To screen for key genes affected by the over-expression of HIF-2α in chondrocytes, we performed gene signal network analysis of the 542 DEGs, which revealed Nfkb1, Tlr2, Nt5e, Enpp1, Entpd3, Vegfa, Ptgs2, Socs3, Fos, and Epas1 to be the top 10 genes in the network. Among these, NFKB1 is an important component involved in the differentiation of osteoclasts. Consequently, inhibiting the expression of NFKB1 could represent an effective strategy for the treatment of a range of bone and joint diseases [29]. Our findings in the present study indicate that the over-expression of HIF-2α in chondrocytes promotes the upregulated expression of NFKB1, which may play a major role in the development and progression of OA.

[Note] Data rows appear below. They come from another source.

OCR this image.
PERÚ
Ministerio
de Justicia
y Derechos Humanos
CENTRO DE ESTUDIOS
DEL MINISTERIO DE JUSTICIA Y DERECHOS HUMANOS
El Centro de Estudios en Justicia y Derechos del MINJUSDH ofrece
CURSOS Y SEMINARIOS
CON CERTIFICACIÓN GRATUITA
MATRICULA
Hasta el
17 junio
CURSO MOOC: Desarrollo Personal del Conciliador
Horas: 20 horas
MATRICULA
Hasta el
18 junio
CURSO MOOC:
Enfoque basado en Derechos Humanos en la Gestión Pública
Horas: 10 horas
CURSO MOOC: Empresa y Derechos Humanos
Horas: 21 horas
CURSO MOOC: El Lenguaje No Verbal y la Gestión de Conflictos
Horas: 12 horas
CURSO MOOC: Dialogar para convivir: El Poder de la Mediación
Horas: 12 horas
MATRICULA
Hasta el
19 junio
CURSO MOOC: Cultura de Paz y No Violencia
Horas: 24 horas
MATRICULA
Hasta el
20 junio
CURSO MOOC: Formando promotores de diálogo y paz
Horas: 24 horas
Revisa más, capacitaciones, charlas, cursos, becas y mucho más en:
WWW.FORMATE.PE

It has been established that subchondral bone tissue plays a key role in the pathogenesis of OA [30], and microarray analysis of knee subchondral bone samples from OA and non-OA patients could provide clues regarding the pathogenic mechanism of OA, thereby providing a basis for the development of novel diagnostic markers and therapeutic targets [31]. Furthermore, it has been demonstrated that there is an interaction between articular cartilage and subchondral bone in OA. Consequently, it can be speculated that those genes that are differentially expressed in both cartilage and subchondral bone may serve as key genes in the development of OA [32]. In the present study, we identified 10 key genes (LUM, ENTPD3, SMPD3, FGFR3, GPX3, IRAK3, EREG, HTR2A, TLR2, and CDA) based on an analysis of the intersection of 104 hub genes from GSE104794 (cartilage) and 864 DEGs from GSE51588 (subchondral bone) datasets, among which SMPD3, encoding a lipid-metabolising enzyme, has been identified as a key regulator of skeletal development, and its expression in chondrocytes and osteoblasts is required for normal endochondral bone development [33]. Our findings in the present study indicate that SMPD3 may be one of the key genes implicated in the occurrence and development of OA.
This study did, nevertheless, have certain limitations. Notably, our results are all based on bioinformatic analysis, and therefore, require further validation with experimental and clinical data. Moreover, the sample size was relatively small, which may have introduced a degree bias in the results obtained.
In summary, the key genes (LUM, ENTPD3, SMPD3, FGFR3, GPX3, IRAK3, EREG, HTR2A, TLR2, and CDA) screened out based on bioinformatic analysis may serve as targets for novel intervention strategies for patients with osteoarthritis as well as potential molecular diagnostic markers for the prevention and treatment of this disease.